慰めにもなりはしない
某所。泣き崩れる女…さながら慰めの言葉もない。さて…私は嘘を付く間もないまま四月を迎えた。
桜の季節、散り行くまでを楽しむ予定であった。
異変
先週の夜、何気に耳奥から蝉が鳴くような響き、微音が聞こえだした。絶え間なく寝ても覚めても鳴り響く。

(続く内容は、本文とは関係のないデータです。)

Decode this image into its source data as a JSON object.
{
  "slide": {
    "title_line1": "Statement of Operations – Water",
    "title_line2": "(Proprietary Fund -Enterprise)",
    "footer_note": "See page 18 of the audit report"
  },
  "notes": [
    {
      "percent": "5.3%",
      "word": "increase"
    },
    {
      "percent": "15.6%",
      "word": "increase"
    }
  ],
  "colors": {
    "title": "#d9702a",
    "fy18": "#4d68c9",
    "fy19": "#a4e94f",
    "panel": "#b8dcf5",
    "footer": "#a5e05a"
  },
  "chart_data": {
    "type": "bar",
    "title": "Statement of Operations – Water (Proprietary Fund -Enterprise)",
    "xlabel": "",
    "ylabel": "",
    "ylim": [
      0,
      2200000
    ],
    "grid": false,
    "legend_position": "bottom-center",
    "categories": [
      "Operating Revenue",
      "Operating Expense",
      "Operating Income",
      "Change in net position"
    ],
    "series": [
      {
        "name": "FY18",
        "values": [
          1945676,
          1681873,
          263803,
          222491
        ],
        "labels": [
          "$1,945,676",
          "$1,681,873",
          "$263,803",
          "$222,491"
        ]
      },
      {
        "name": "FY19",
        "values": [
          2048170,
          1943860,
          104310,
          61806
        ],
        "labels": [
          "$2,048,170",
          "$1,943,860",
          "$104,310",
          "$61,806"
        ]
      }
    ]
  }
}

いわゆる『耳鳴り』である。聴覚神経の異常、加齢など様々な原因は説明される。
しかし…死にたくなるくらい辛い。夜は眠れず、昼間は集中力を喪失。こういう状況が、自分に発生するとは想定外だった。言葉を失う、音を失う、光を失う…人生には境となる日がやってくるものらしい。
音楽製作者のつんく氏は声帯を失った。その状況に比べれば私の聴覚障害など大した事はない。まだ聴こえるのだ。
あまり人には知られたくないが…ブログに書いていちゃあ意味がない。
写メの女性はブツブツと山手線の駅名を呟いていた。
『ガタンゴトン…次は目白、目白…ガタンゴトン…次は池袋…』
私が声をかけても顔を上げない。反応すらなく、そして彼女には顔がない。
実は…これは『椅子』なのだ。現代作家による社会風刺を込めた作品のひとつ。
座ってみると微妙に彼女の声が体に伝わってくる。
『新宿、新宿…終点です。終点、新宿です。どなた様もお乗り換えです…。